Belle de jour (1967) – Yves Saint Laurent
It took a movie and Louis Banuel’s direction for these two people to meet and create an explosion of style that would define the late 60s and 70s bourgeoise chic. Cathrine Deneuve, the blond goddess of the big screen, would become Yves Saint Laurent’s muse and close friend for a lifetime. His designs sealed her personal style, on and off the screen starting with “Belle de jour” in 1967 for which Laurent recruited a wide range of styles. From the safari dress introduced just that year, to his ultra-sophisticated skirt suits and trench coats, Deneuve was a living display doll for YSL that still managed to keep an identity of her own. Banuel wanted for Cathrine an almost-surreal touch of sophistication, to contrast her role’s job as a highly-paid prostitute. Needless to say the movie was a hit, and women around the world were compelled to adopt her looks.
American Gigolo (1980) – Giorgio Armani
This was probably the most successful of promotions via film. Italian designer Giorgio Armani, who has established his own label in 1975 was part of the new wave of cool designer’s/tailors emerging from Italy, who introduced a laid-back version of the classic suit. His version was much more relaxed and instead of having strong padding was light and more body-conscious, in brighter shades and with far more interesting fabrics. Even though his vision was fresh , the Italian maestro did not manage to reach acclaim until Richard Gere dressed as American Gigolo in total Armani menswear.
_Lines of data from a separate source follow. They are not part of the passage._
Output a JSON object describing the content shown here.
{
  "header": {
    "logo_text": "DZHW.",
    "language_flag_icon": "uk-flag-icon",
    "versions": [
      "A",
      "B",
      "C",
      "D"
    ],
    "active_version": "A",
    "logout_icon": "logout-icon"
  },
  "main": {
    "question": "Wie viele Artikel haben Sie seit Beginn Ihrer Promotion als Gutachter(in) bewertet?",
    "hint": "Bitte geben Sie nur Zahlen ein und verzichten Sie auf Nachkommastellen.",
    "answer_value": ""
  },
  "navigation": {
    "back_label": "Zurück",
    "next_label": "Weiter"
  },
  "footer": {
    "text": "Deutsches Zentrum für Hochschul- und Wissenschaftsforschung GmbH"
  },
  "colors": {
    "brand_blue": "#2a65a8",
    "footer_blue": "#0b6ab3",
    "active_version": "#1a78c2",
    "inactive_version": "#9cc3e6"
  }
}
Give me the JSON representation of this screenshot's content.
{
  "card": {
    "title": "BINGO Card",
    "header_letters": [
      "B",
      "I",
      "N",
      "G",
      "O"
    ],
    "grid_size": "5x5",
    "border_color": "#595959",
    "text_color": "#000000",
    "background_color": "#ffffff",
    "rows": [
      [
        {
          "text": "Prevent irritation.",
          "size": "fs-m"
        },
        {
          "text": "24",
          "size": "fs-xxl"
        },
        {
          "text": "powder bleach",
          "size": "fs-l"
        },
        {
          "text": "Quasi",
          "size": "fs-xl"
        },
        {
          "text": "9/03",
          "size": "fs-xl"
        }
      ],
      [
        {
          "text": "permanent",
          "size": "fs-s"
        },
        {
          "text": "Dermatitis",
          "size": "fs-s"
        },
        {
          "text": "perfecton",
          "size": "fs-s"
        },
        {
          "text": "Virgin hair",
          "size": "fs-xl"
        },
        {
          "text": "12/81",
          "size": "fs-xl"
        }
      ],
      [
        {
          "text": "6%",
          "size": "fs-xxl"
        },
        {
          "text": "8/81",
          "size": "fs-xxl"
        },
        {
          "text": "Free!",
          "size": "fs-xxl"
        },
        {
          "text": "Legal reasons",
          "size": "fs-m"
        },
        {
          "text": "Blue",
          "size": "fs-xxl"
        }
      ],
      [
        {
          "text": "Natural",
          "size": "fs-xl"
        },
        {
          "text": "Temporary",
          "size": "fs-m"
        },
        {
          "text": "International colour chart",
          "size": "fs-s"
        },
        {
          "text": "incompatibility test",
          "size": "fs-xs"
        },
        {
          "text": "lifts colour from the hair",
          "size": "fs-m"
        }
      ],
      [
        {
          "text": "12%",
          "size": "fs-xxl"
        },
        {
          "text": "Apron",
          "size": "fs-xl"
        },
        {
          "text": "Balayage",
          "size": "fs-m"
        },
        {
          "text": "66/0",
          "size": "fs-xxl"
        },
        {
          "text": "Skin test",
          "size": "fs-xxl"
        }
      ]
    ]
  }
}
And when I say total, I mean it all the way. From the formal lines to relax/day wear, workwear etc, the whole movie was a parade of the designer’s latest styles. Ever a narcissist, the protagonist would be really careful with what he put on his back and thus a new role model, that of the fashion-aware, sex-appeal baring man would emerge sooner than soon. Sales boomed and Armani made headlines. That was it. A career was built over-night and there was no turning back.
Fast Times at Ridgemont High (1982) – Vans
The cult sneakers company was established as early as 1966 but the rubber soled shoes were not to become a global fashion until they appeared on the big screen in 1982. Skater’s favorites, they were the ultimate shoes to accompany the crazy tricks performed on and off skateboards. For a company though, it takes much more buyers than some American youth in order to become a megabrand, and those were about to emerge willingly sooner than later. Rock’n roll, sex, teenhood and California was the big thing in a decade that celebrated puberty and rebellion and that movie clearly had it all, plus some crazy hair. Star Sean Penn and his gang were all too cool for school wearing their Vans sneakers and it took nothing more than that for the company to finally become a global label that is until today both standing and trending.
Risky Business (1983) – Ray Ban
True to the 80s fever of the “coming-of-age” phase, “Risky Business”, staring young Tom Cruise would save a company that stood on its own for no less than 46 years from bankruptcy. The plot was nothing more than a home-alone boy, casually obsessed with cars, sex and women, who wanted to have some real fun with a twist chez-il. So it took some charisma and a pair of wayfarer Ray-Bans for him to do so, and ever the easily-influenced, teenagers crowded the stores to get their own piece of Tom Cruise luxury. In contrast to the rest “film x brand” cases, Ray-Ban actually paid for their product to get such coverage, the amount of $50,000, a hideous merit in comparison to the incoming profits. Safe and sound the company had sold 4 million pairs of wayfarers in less than 7 years.
Sex & The City (1998-2004) – Manolo Blahnik
Need I mention Carrie Bradshaw? Well, I don’t. But her charm and unique style was not a result of her work alone, but of the whole team who took-care of a television figure that would define the modern woman of today. Head of that team, our very own half Greek half American Patricia Field, a costume designer who knew exactly how to tell a story of sex, fashion and drinking around in the big city of New York. Sarah Jessica had two big loves. One was Mr.Big, and the other one was shoes. High heels to be exact and especially those with the “Manolo Blahnik tag” on them. Eventually he became famous and soon every woman wanted her own Manolo pair but the designer was as thankful as he was tired to be linked with a TV show. Being around for 40 years as a shoe-maker it was an absolute vindication of all the hard work to finally be accepted as a high-end designer but as it seems Sex & The City took too much credit for it. And as the film adaptation of the series is rumoured to continue Manolo
The Devil Wears Prada (2006) – Prada
Miranda Priestly not only gave us an insight into the tough business of fashion but also a dozen reasons to love Prada. And it’s not like the Italian brand was not cool already, but clearly the sales were never as high as after the film premiered. The Prada bag held by Runway’s big boss became a sensation along with the shoes and clearly overshadowed the rest brands involved (Chanel, Dolce & Gabbana and more) by getting its place on the very film’s title.